First stop was Colosseum Metro Station, where I saw the most disappointing hour-long line of tourists waiting to get into the Colosseum. 3/4th of the walls were under scaffolds. I concluded that time would be better spent exploring the other attractions, took a MySpace angle of the Colosseum that excluded any scaffolding, and walked to Palatine Hill.
Palatine Hill was also infested with people like me, stupid tourists. I walked through the Roman Forum and admired all the ruins, making up my own tales of its historical significance. In retrospect, I really should have taken AP European History in high school.

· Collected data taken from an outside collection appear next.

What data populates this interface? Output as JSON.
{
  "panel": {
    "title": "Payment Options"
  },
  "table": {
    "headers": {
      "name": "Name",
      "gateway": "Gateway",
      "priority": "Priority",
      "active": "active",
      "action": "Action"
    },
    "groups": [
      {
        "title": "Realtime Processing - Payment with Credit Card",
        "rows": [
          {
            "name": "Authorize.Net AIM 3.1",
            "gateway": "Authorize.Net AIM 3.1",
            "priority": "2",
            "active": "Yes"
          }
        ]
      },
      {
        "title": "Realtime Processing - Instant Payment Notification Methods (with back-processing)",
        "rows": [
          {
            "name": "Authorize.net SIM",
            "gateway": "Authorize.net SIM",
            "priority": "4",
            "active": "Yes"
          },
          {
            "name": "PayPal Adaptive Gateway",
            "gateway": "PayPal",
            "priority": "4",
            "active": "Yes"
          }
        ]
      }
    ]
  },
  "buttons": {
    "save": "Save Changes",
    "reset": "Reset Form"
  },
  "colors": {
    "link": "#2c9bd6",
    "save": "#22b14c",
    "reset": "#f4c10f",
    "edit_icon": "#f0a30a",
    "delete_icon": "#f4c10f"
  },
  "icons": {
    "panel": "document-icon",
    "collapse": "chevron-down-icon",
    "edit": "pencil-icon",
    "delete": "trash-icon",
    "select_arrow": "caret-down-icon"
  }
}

Palatine Hill is one of the most ancient parts of the city. The engineers and architects of those days are amazing to have been able to construct structures that are still mostly standing. Compare that to the earthquakes of the San Andreas Fault leveling California buildings.
After I exited from the rear of the Roman Forum, I stumbled upon the most unexpected and pleasant view of the Altar of the Fatherland.
I walked around, within, and above this altar, not knowing what it was at the time but appreciating its scale and attention to detail.
Nearby were more ruins.
I made time to stare at the ceiling of the Pantheon.
And Piazza Navona, which is pretty both during the day and at night.
And after hours of walking, I was wiped and walked back to the apartment. Old Rome? Check.